Five studies reported on wound healing time [20, 22, 23, 27, 28]. Overall, VRAM had a shorter healing time (weighted mean 40.2 days, SD 37.7), compared with PC (weighted mean 54.9 days, SD 143.6). A meta-analysis performed using the random-effects model revealed no significant difference in wound healing time between the two groups (MD 10.04 95% CI −11.01–31.08; p = 0.35) (Figs. 5, S2 and S3).

Fig. 5
figure 5

Wound healing time (days) meta-analysis results

V. Length of stay (days)

Five studies reported on postoperative length of stay [13, 20, 23, 25, 27, 28]. Overall, PC had a shorter LOS weighted mean (12.7 days, SD 11.8), compared with VRAM (weighted mean 17.2 days, SD 14.3). A meta-analysis performed using the random-effects model revealed no significant difference in length of stay between the two groups (MD − 1.83 95% CI −4.99–1.33; p = 0.26) (Figs. 6, S4 and S5).

Fig. 6
figure 6

Length of stay (days) meta-analysis results

VI. Mortality

Four studies reported on mortality after APR; 2.0% (8/398) in the PC group versus 3.92% (6/153) in the VRAM group [20, 21, 23, 13, 27]. A meta-analysis using the M-H random-effects model revealed no significant difference rates between the two groups (M-H OR, 0.62; 95% CI 0.19–2.02; p = 0.43) (Fig. 7).

Fig. 7
figure 7

Mortality meta-analysis results

Risk of bias

The only included RCT was ‘low risk’ of bias for most of the categories, using the Cochrane Collaboration risk of bias assessment for RCTs.

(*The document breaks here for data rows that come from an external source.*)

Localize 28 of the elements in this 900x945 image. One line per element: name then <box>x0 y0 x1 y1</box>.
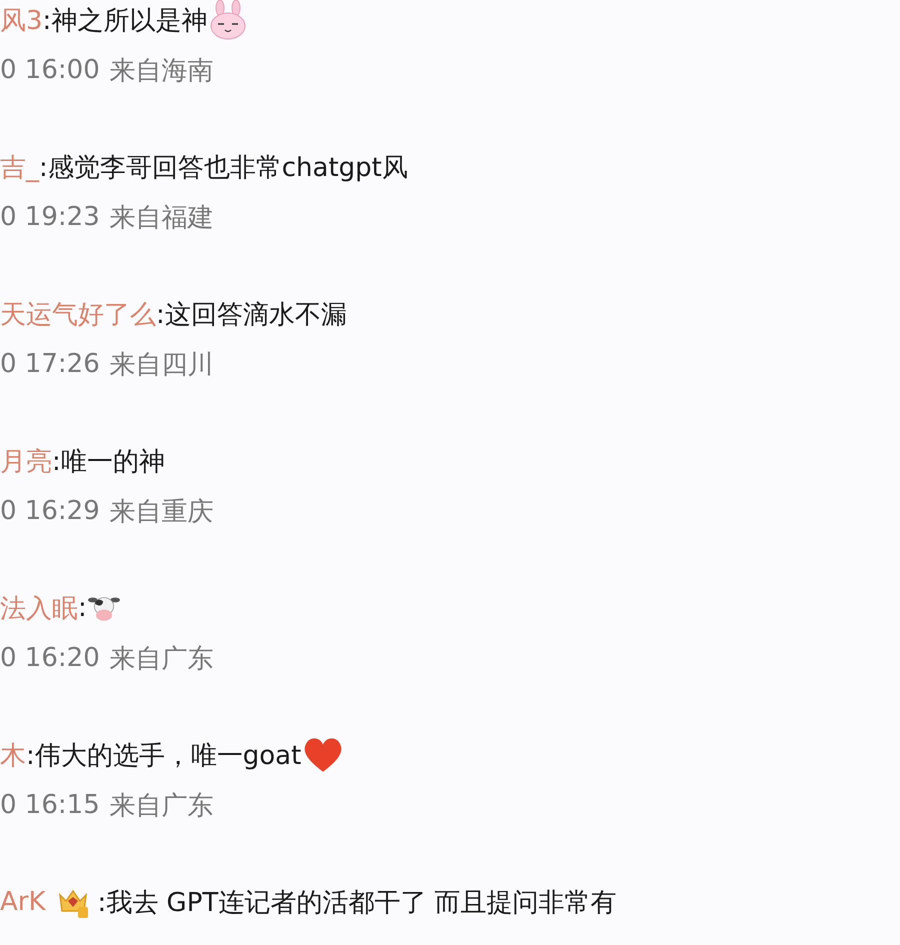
comment-time: 0 19:23 <box>0 202 100 232</box>
comment-text: :我去 GPT连记者的活都干了 而且提问非常有 <box>98 886 617 920</box>
comment-time: 0 17:26 <box>0 349 100 379</box>
comment-time: 0 16:15 <box>0 790 100 820</box>
comment-location: 来自四川 <box>110 348 214 382</box>
comment-location: 来自重庆 <box>110 496 214 528</box>
heart-emoji-icon <box>302 736 344 774</box>
username-link[interactable]: 月亮 <box>0 444 52 478</box>
comment-location: 来自福建 <box>110 202 214 234</box>
comment-text: :这回答滴水不漏 <box>156 298 347 332</box>
comment-text: :神之所以是神 <box>42 4 208 38</box>
comment-time: 0 16:29 <box>0 496 100 526</box>
comment-location: 来自广东 <box>110 790 214 822</box>
username-link[interactable]: 风3 <box>0 2 43 38</box>
username-link[interactable]: 吉_ <box>0 150 39 184</box>
comment-location: 来自广东 <box>110 642 214 676</box>
comment-text: : <box>78 593 87 623</box>
username-link[interactable]: 法入眠 <box>0 590 78 626</box>
comment-time: 0 16:00 <box>0 55 100 85</box>
comment-time: 0 16:20 <box>0 643 100 673</box>
username-link[interactable]: ArK <box>0 887 46 917</box>
username-link[interactable]: 木 <box>0 738 26 772</box>
comment-text: :感觉李哥回答也非常chatgpt风 <box>39 152 408 184</box>
comment-location: 来自海南 <box>110 54 214 88</box>
username-link[interactable]: 天运气好了么 <box>0 296 156 332</box>
comment-text: :唯一的神 <box>52 446 165 478</box>
bunny-emoji-icon <box>208 0 248 40</box>
comment-text: :伟大的选手，唯一goat <box>26 740 302 772</box>
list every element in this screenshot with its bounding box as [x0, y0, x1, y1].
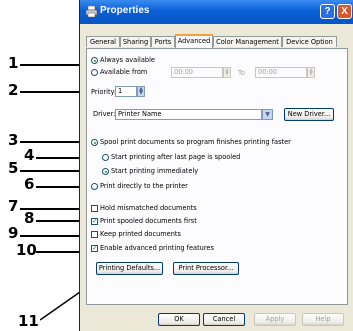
tab-color-management[interactable]: Color Management [213, 36, 282, 47]
hold-mismatched-label: Hold mismatched documents [100, 204, 197, 212]
print-spooled-first-label: Print spooled documents first [100, 217, 197, 225]
callout-3: 3 [8, 131, 19, 149]
tab-general[interactable]: General [86, 36, 120, 47]
available-from-radio[interactable] [91, 69, 98, 76]
to-label: To [238, 69, 245, 77]
callout-2: 2 [8, 81, 19, 99]
ok-button[interactable]: OK [158, 313, 200, 326]
start-immediately-label: Start printing immediately [111, 167, 199, 175]
to-time-stepper[interactable]: ▲ ▼ [307, 67, 315, 78]
print-processor-button[interactable]: Print Processor... [173, 262, 239, 275]
printing-defaults-button[interactable]: Printing Defaults... [96, 262, 163, 275]
spool-radio[interactable] [91, 139, 98, 146]
priority-label: Priority: [91, 88, 117, 96]
chevron-down-icon[interactable]: ▼ [262, 109, 273, 120]
tab-ports[interactable]: Ports [151, 36, 175, 47]
help-button[interactable]: Help [302, 313, 344, 326]
start-after-last-page-radio[interactable] [102, 154, 109, 161]
callout-2-arrow [20, 89, 86, 94]
always-available-radio[interactable] [91, 57, 98, 64]
callout-10: 10 [16, 241, 37, 259]
priority-field[interactable]: 1 [115, 86, 137, 97]
properties-dialog: Properties ? X General Sharing Ports Adv… [79, 0, 353, 331]
window-title: Properties [100, 5, 150, 16]
print-spooled-first-checkbox[interactable]: ✓ [91, 218, 98, 225]
to-time-field[interactable]: 00:00 [255, 67, 307, 78]
callout-8-arrow [36, 218, 86, 223]
callout-11: 11 [18, 312, 39, 330]
callout-1: 1 [8, 54, 19, 72]
close-button[interactable]: X [337, 4, 352, 19]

In regards to non-RCT studies, two studies were seven ‘very good’, zero studies were ‘good’, zero studies were ‘satisfactory’, and zero studies were ‘unsatisfactory’. S6/7 summarises the results of our risk of bias assessment and individual breakdown of included studies.

Discussion

The management of perineal wounds following APR has long been a subject of concern amongst surgeons due to the potential for complications and delayed wound healing [7, 30, 31]. The choice between PC and myocutaneous flap closure, such as the VRAM, has been a matter of debate [29]. Our findings suggest that myocutaneous flap closure with VRAM appears to lead to better perineal wound outcomes, without a rise in abdominal wall complications. These findings suggest that perineal closure techniques should be discussed in advance of surgical intervention at multidisciplinary team meetings for individual patients.

Achieving clear resection margins in APR for anorectal malignancies is challenging [32]. While the goal is to remove cancerous tissue effectively, this often results in creating sizeable pelvic dead space [33]. This area forms non-collapsible, dead space within the pelvis, which is susceptible to clinical complications such as fluid buildup, infections, and compromised healing of perineal wounds (empty pelvis syndrome) [34, 35]. The risk of these complications is greater in cases where patients have undergone neoadjuvant radiotherapy, further contributing to difficulties in the perineal region [36,37,38]. In our review, 75.4% in the PC group and 89.3% (225/252) in the VRAM group had received neoadjuvant radiotherapy. One study found an upwards of 40% increase in perineal wound complications when patients undergoing APR had previously had radiation [39].

We acknowledge that our review does have some minor limitations. A single RCT was included in this review, with the remainder being retrospective comparative studies [27]. Consequently, the level of evidence presented is not based solely on high-quality randomised trials; however, the included comparative articles serve as the best available evidence at this time. Additionally, the limitations of meta-analyses in general should be taken into account [40]. Despite this, our study provides important data for the shared decision-making process. Future studies should also focus on quality of life outcomes in patients undergoing PC or VRAM post-APR. Nevertheless, RCTs comparing PC to VRAM may be not ethically suitable or clinically required to demonstrate the benefits of this technique. Notwithstanding, this study will impact clinical practise by allowing surgeons to counsel patients appropriately on the optimal managements options and inform patient on expected outcomes.

Conclusion

This review highlights the benefit that VRAM flap closure offers over PC in terms of perineal wound complications. Despite these results, clinical decision-making should remain patient-centred, taking into account patient and disease factors.